Establishment Republicans need to coalesce on a candidate, and fastPolitically Aware Thursday, December 10th, 2015
Commentary: Politically Aware
The first votes in the 2016 presidential race will be cast at the Iowa caucuses Feb. 1. That leaves establishment Republicans just over 50 days to avoid nominating a candidate too conservative for the general election. They should start by getting some of the moderate candidates to drop out, and can use the 2012 San Diego mayoral election to make their case.
Filner’s entry into the race effectively cleared the Democratic field, much as Hillary Clinton appears to have done this year. (Sorry, Sanders fans, but I’m not feeling the Bern, at least in terms of winning. I’m also leaving the plummeting Ben Carson out of the discussion.) Republicans started with three candidates that year: Carl DeMaio, Bonnie Dumanis and Nathan Fletcher.
In this comparison, as he did in San Diego, DeMaio represents the hard line conservatives, e.g., Donald Trump and Ted Cruz. As we are seeing with Trump, that core of support tends to be loyal, creating a “high floor” of support that the candidate won’t drop below, but appealing to it requires statements and positions that create a “low ceiling” of potential voters that the candidate can sway. Such candidates thrive in split races where their base is enough to make it to the next level, as DeMaio showed by winning the primary with 31 percent of the vote.
Dumanis and Fletcher were the Bush/Rubio/Kasich/Christie/etc. of 2012: moderates who were believed to be the better general election candidates. Dumanis earned 13 percent of the primary vote while Fletcher won 24 percent. Had that 37 percent of the vote been consolidated behind one of them, he or she would have won the primary with 5 percent to spare.

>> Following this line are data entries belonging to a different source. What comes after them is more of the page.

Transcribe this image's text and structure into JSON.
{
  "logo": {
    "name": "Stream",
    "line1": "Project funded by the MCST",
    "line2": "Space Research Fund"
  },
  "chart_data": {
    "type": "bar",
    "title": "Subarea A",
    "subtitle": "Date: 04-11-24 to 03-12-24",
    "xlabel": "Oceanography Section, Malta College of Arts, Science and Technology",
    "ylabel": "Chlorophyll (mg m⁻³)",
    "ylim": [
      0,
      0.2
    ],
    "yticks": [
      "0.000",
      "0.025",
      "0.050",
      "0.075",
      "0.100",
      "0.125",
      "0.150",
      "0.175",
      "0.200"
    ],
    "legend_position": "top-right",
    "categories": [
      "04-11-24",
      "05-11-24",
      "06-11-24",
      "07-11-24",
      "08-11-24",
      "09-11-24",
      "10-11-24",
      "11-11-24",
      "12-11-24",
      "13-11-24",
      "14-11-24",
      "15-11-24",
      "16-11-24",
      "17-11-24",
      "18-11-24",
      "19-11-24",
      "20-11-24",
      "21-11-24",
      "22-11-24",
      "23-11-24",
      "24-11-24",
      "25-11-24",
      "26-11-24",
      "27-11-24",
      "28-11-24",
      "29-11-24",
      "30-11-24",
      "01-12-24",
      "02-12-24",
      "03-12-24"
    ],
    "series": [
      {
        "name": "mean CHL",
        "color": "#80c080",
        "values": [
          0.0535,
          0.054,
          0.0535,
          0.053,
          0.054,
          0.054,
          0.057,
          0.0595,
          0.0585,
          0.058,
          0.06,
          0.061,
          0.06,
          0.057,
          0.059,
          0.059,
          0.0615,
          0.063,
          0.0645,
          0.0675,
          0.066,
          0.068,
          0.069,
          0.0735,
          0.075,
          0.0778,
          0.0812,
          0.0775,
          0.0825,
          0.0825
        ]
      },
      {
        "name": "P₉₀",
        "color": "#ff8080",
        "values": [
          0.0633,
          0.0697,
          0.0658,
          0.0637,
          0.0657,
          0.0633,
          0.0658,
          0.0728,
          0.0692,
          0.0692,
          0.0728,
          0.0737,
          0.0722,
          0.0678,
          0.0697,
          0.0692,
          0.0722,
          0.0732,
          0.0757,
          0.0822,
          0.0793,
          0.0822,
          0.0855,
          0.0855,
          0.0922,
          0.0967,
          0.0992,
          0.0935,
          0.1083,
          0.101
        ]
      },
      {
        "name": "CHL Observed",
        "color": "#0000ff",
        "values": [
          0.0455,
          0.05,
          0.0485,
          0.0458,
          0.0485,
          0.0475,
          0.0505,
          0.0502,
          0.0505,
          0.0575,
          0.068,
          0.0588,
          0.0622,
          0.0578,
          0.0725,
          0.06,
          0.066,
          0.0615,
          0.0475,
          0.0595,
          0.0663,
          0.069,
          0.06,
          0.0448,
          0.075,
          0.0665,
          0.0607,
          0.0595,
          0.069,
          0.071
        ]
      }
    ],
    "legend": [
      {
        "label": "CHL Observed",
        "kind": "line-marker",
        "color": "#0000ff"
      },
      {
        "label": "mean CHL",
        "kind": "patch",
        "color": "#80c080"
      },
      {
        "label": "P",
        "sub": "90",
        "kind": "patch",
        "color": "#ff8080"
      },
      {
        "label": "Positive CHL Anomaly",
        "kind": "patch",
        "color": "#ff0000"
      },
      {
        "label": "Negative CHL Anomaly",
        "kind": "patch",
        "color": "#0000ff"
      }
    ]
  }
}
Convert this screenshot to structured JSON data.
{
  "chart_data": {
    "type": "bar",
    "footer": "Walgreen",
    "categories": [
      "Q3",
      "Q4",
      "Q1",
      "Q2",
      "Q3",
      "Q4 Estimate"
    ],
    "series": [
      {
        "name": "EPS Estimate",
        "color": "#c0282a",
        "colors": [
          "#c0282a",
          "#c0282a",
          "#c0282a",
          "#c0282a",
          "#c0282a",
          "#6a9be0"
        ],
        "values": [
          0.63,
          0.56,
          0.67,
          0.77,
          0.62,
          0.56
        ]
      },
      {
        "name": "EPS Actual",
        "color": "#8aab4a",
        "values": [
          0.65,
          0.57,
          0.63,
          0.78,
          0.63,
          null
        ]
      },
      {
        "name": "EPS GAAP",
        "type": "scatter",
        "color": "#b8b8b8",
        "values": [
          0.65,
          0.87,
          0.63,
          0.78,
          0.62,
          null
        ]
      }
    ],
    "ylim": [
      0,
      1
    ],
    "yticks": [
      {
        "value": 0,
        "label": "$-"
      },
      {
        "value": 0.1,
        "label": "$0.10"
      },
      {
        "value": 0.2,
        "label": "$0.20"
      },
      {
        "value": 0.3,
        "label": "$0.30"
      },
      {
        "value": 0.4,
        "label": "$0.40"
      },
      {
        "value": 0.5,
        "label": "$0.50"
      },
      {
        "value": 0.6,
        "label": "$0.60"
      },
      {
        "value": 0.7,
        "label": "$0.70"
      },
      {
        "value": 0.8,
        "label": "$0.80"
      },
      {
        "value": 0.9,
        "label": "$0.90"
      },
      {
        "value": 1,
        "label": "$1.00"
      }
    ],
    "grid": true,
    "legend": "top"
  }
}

Given the highly negative perceptions of DeMaio and Filner, the Dumanis/Fletcher hybrid would likely have been the favorite against either. Instead, DeMaio’s ceiling proved to be under 50 percent (twice now) and Filner won the “hold your nose and pull a lever” election.
Moderate San Diego Republicans tried to avoid that outcome, but had little leverage. Outgoing Mayor Jerry Sanders endorsed Dumanis, which left no one with the clout to ask her to make way for Fletcher. Fletcher bolted the party after it endorsed DeMaio, eliminating any power they may have had over him.
National Republican leaders face a similar leverage problem this year. Marco Rubio appears to be the best general election candidate, but Jeb Bush has the money and Chris Christie can claim some momentum in New Hampshire. Kasich and others probably see the writing on the wall, but have little to lose.
Filner may have won the mayor’s office in November 2012, but Republicans arguably lost it the day they nominated Carl DeMaio. Similarly, any Republican convention that nominates Donald Trump or Ted Cruz also elects President Hillary Clinton. Establishment Republicans have the votes to nominate a candidate who can be competitive in the general, but they need to coalesce, and fast.